Se han quedado simplemente a observar –estupefactos y extasiados– la obra maravillosa que Dios había realizado en su favor; después, ellos mismos han anunciado a otros su alegría y “todos los que lo oyeron se asombraban de lo que contaban los pastores” (v. 18).
En los primeros capítulos de su evangelio, Lucas hace notar frecuentemente el asombro y la alegría incontenible de las personas que se sienten envueltas en el proyecto de Dios. Isabel, al descubrir su embarazo, repite a todos: “Así me ha tratado el Señor cuando dispuso que terminara mi humillación pública” (Lc 1,25); Simeón y la profetisa Ana bendicen a Dios porque les ha concedido ver la Salvación preparada para todas las gentes (Lc 2,30.38); también María y José se quedan maravillados, estupefactos (Lc 2,33.48).
Todos ellos tienen los ojos y el corazón del niño que sigue con la mirada, embelesado, cada gesto del padre, y sonríe porque en todo lo que el padre hace, descubre un signo de su amor. “El reino de Dios pertenece a los que son como ellos –dirá un día Jesús– y el que no recibe el reino de Dios como un niño no entrará en él” (Mc 10,14-15).
La primera preocupación de los pastores no es de tipo ético: no se preguntan qué deben hacer, qué cambios morales deben realizar en sus vidas no siempre ejemplares, qué pecados tienen que evitar…. Se detienen simplemente a gozar lo que Dios ha hecho. Después, solo después de sentirse amados por Dios, podrán escuchar los consejos, las propuestas de vida nueva que el Padre les ofrecerá. Solo así se encontrarán en la condición justa para poner su confianza en Dios.
En la segunda parte del evangelio (v.19) se señala la reacción de María al relato de los pastores: “María conservaba y meditaba todo en su corazón” (literalmente: ponía juntos estos acontecimientos).
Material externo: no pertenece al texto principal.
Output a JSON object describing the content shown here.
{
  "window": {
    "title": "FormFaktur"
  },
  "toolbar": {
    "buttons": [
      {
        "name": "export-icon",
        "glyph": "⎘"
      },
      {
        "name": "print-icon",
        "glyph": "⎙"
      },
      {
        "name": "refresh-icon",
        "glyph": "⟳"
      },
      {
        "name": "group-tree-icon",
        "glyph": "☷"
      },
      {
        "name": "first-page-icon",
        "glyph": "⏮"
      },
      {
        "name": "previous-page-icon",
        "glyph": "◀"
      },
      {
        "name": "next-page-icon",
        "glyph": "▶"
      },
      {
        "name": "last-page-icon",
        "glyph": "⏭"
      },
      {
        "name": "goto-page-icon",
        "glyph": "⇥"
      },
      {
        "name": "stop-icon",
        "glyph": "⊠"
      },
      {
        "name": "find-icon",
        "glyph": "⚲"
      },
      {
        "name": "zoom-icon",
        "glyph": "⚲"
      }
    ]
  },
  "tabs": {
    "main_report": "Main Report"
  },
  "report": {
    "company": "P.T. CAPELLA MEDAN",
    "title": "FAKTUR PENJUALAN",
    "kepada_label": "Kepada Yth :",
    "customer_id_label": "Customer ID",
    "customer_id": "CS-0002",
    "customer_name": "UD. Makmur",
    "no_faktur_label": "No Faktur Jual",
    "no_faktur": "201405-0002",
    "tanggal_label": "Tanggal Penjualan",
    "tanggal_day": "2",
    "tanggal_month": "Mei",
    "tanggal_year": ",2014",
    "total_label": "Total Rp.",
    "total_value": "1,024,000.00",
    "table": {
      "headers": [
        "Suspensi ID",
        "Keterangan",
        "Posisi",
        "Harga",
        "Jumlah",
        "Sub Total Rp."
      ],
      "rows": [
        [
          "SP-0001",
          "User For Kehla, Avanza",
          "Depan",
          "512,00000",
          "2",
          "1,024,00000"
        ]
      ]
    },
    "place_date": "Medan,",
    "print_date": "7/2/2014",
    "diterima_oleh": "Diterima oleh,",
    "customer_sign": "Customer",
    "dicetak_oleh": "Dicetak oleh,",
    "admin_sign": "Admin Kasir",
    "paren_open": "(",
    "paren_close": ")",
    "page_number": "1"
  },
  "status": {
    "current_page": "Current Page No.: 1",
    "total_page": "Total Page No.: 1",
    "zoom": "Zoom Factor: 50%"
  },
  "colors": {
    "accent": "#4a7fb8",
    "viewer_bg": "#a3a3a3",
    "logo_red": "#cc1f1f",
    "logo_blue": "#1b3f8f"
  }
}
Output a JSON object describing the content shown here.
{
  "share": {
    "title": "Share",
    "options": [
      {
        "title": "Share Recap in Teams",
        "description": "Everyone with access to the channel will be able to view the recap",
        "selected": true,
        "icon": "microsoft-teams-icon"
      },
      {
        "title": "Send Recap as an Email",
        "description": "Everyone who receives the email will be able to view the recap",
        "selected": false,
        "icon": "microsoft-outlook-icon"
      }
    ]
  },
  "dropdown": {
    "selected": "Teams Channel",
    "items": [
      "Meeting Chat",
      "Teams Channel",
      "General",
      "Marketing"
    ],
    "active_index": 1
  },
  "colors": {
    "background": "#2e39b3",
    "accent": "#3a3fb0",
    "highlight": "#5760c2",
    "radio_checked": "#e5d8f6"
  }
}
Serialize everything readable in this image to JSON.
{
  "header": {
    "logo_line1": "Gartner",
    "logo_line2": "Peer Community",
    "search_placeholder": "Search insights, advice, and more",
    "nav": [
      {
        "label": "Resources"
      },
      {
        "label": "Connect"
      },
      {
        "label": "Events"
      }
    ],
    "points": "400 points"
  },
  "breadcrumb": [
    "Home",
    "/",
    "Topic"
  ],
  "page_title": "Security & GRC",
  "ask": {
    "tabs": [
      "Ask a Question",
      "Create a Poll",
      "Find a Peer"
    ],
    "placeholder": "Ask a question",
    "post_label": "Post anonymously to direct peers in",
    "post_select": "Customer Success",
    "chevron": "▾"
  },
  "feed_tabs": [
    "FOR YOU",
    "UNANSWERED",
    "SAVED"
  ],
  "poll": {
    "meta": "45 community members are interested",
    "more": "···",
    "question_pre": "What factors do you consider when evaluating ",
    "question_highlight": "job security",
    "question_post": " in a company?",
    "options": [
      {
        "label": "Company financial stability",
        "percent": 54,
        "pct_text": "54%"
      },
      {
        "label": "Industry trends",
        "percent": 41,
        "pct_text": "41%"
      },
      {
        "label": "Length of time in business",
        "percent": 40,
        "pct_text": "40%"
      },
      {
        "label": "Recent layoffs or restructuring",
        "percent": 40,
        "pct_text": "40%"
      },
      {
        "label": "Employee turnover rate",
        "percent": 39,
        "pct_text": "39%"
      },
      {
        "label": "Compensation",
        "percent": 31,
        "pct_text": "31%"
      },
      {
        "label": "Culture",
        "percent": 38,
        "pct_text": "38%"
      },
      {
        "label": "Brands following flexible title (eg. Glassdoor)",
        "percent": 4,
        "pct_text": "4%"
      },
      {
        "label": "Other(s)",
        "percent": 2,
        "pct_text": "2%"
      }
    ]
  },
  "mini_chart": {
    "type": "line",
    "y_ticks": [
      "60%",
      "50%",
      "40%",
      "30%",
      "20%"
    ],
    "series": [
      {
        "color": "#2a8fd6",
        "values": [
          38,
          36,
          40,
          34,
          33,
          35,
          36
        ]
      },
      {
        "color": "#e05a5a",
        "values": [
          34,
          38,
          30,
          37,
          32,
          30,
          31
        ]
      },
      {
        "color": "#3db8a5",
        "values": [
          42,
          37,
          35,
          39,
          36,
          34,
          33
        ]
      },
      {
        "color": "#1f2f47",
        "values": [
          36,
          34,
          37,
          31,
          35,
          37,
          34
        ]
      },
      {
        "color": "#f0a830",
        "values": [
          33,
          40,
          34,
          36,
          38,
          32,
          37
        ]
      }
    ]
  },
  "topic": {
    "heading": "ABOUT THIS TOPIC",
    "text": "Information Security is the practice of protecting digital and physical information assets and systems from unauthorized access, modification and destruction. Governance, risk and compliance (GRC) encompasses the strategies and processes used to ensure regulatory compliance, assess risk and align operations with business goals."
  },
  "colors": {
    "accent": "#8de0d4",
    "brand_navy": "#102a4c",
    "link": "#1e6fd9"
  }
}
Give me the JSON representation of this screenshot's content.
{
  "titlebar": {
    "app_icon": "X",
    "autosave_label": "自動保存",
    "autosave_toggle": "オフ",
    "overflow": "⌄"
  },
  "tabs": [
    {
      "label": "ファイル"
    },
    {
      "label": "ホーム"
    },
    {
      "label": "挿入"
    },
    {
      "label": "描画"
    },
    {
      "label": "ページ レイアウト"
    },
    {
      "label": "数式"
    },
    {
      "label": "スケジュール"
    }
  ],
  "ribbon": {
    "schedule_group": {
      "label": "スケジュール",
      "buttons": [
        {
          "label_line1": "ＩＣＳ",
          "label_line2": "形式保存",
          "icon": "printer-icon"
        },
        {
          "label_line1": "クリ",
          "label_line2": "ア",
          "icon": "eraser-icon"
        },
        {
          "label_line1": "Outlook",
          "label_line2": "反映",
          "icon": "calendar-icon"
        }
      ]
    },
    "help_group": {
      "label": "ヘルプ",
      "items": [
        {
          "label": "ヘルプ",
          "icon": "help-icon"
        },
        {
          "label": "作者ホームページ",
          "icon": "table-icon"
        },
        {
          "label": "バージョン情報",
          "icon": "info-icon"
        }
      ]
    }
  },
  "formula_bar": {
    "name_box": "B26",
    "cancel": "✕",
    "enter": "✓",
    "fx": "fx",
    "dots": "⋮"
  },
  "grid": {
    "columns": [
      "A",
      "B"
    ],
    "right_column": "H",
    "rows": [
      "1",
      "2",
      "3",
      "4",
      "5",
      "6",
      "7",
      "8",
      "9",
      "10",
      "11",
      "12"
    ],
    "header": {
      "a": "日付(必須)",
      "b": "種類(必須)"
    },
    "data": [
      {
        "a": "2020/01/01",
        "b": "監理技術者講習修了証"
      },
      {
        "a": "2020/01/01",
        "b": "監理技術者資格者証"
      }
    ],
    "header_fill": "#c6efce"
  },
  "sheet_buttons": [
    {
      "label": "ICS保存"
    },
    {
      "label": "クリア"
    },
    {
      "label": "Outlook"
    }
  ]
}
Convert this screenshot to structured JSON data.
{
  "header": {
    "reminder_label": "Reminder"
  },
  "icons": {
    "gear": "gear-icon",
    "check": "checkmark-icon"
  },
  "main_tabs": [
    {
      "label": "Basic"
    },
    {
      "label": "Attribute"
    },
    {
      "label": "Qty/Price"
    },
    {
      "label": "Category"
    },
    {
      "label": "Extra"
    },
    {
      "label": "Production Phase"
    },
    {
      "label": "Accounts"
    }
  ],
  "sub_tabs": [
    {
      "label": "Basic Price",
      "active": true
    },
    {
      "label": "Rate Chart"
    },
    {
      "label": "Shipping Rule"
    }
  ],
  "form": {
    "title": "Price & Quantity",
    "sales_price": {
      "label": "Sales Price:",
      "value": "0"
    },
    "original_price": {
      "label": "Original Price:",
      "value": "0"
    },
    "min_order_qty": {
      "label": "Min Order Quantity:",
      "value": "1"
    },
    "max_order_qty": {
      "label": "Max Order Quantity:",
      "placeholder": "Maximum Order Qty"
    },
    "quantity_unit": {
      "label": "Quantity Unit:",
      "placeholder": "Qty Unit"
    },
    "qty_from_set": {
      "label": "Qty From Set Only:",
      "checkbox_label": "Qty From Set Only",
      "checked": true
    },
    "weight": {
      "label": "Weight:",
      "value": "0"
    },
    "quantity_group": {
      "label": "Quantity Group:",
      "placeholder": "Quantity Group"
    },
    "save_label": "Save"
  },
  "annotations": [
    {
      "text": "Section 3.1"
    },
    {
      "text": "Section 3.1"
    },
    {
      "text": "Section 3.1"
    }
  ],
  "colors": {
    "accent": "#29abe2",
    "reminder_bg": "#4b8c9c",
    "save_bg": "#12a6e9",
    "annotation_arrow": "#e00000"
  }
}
Lucas no pretende decir que María “retenía en la mente” todo lo que sucedía sin olvidar ningún detalle. Y tampoco quiere presentar a María –como alguien ha sostenido– como su fuente de información sobre la infancia de Jesús. El alcance teológico de la afirmación de Lucas va mucho más allá. Afirma que María ponía juntos todos los acontecimientos, los comparaba entre sí y sabía descifrar su sentido; descubría el hilo conductor; contemplaba la realización del proyecto de Dios. María (de trece o catorce años de edad) no era una joven superficial; no se exaltaba cuando las cosas iban bien ni se abatía frente a las dificultades. Meditaba y observaba con ojo atento todo lo que sucedía para no dejarse condicionar por las ideas ni las convicciones de la tradición de su pueblo. Se preparaba así para ser receptiva y acoger las sorpresas de Dios.
Una cierta devoción mariana la ha alejado demasiado de nuestro mundo y de nuestra condición humana; de nuestras angustias; de nuestras dudas e incertezas, de nuestras dificultades a la hora de creer. La han envuelto en un halo de privilegios que, según los casos, la han hecho admirable o envidiable, pero no amada.
Lucas nos ofrece la óptica justa, y así la presenta como la hermana que ha realizado un camino de fe no diverso del nuestro. María no entiende todo al principio: se admira de lo que dice Simeón del niño (Lc 2,33) como se quedaban admirados los apóstoles y todo el pueblo ante las obras de Dios (Lc 9,43-45). No comprenderá las palabras de su hijo: “debo estar en los asuntos de mi Padre” (Lc 2,49-50); al igual que los Doce—“ellos no entendieron nada; el asunto les resultaba oscuro y no comprendían lo que decía” (Lc 18,34). María no entiende, pero observa, escucha, medita, reflexiona y, después de la Pascua, (¡no antes!), entenderá todo, percibirá claramente el sentido de todo lo acontecido.
Lucas la presentara de nuevo, por última vez, al comienzo de los Hechos de los Apóstoles, en el lugar que le corresponde, es decir, en medio de la Comunidad de los creyentes: “Todos ellos, con algunas mujeres, la madre de Jesús y sus parientes, permanecían íntimamente unidos en la oración” (Hch 1,14). Ella es “la bienaventurada” porque ha creído (Lc 1,45).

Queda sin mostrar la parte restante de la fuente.